Cut the meat into 2 cm dice and put in a pan (along with the bones if you have them) covered by cold water. Bring to the boil and let simmer for a few seconds. Drain off the water using a colander and rinse the meat under cold running water. Clean the pan and put the meat (and bones) back in along with the onion, carrots, leek, peppercorns, allspice, cloves and bay leaves. Cover with water and put in 1 tsp salt for each liter of water. Bring to the boil once more, skim off any foam that rises to the surface and then let simmer in a covered pan for about an hour or until the meat is tender. In the meantime combine the sugar, water and vinegar with the stalks from the dill in a separate pan and bring to the boil. Check the balance between sweet and sour in this liquid - it should be the same as in a good Chinese sweet and sour sauce. Set aside. 
In a new pan, melt a good dollop of butter and whisk in a tablespoon or two of flour. Let the roux sizzle for a little while without getting browned. Ladle in some of the cooking liquid from the meat and whisk vigorously until you have a smooth and quite thick velouté. Using a slotted spoon, transfer the meat and carrots into the velouté and add some cream. Season with salt and by adding a few spoonfuls of the sweet and sour vinegar and sugar solution. Add more cooking liquid if needed. Chop the dill finely and add it to the finished dish just before serving to ensure maximum dill flavour and to prevent the dill from turning grey in the sauce.
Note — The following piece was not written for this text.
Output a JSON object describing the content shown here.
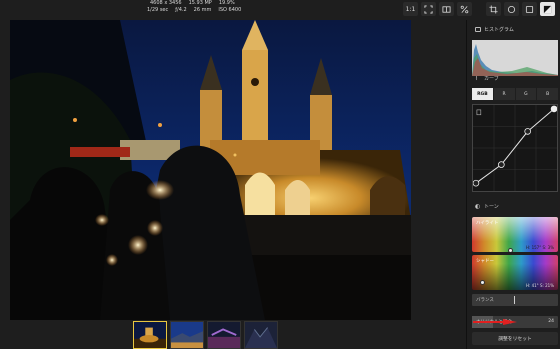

Serve with new potatoes.

Wednesday, 24 June 2015

New Growth

To come home after traveling can sometimes feel a bit frustrating; the chores of daily life - washing up, paying bills, not to mention the not always so glamorous piano practise - stand out in stark contrast to the carefree life "on the road". I am extremely lucky in that coming home means returning to such a beautiful and exciting place however, which only very rarely causes me this kind of frustration, and never is this more true than during spring and early summer, when everything in nature grows at such an astonishing rate that you hardly recognize the place after a few days absence.

In the days immediately prior to my leaving for London last week, I planted a lot of seeds in our brand new raised bed garden. (Most of the seeds went in much later than what is normal, but the whole raised bed arrangement simply wasn't ready before!) Most of these seeds had not even started to sprout when I left, and even those which had sprouted where no more than a centimeter or two above the ground, as in the case of the broad beans in the pictured above. Now, if I had stayed at home I would have been out there checking the progress of all this at least three times a day, which means I would hardly have noticed any change every time I checked, whereas now that I had been away for six days the rate of growth seemed simply alarming! 

The same astonishing rate of growth applies to the five little piglets that our sow Bonnie gave birth to just over three weeks ago. Here they are as I came out to feed their mother this morning. I think they thought 6.30 was a little early for breakfast as they decided to stay in their cozy straw bed, yawning and snoozing as I was taking their picture.

Finally, on the subject of things home-grown, something of a different nature which appeared (hot off the press!) in the mail yesterday:

This brand new anthology of Swedish piano music, from the 18th century up to the present day, was compiled by my esteemed colleague Hans Pålsson. Hans has done a great job in selecting a large variety of shorter piano pieces ranging from the most familiar works by Sjögren, Peterson-Berger and Stenhammar to rare treats along with a generous portion of new music by both women and men. I feel proud to have played a small part in the production of this volume as a proof-reader, and obviously the divulgation of Swedish music is a pursuit which is close to my heart, which makes me doubly pleased to have been involved. Do I need to mention that I wholeheartedly recommend this new anthology?

Off to Stockholm now for some rehearsals for the concerts in Saxå later in the week.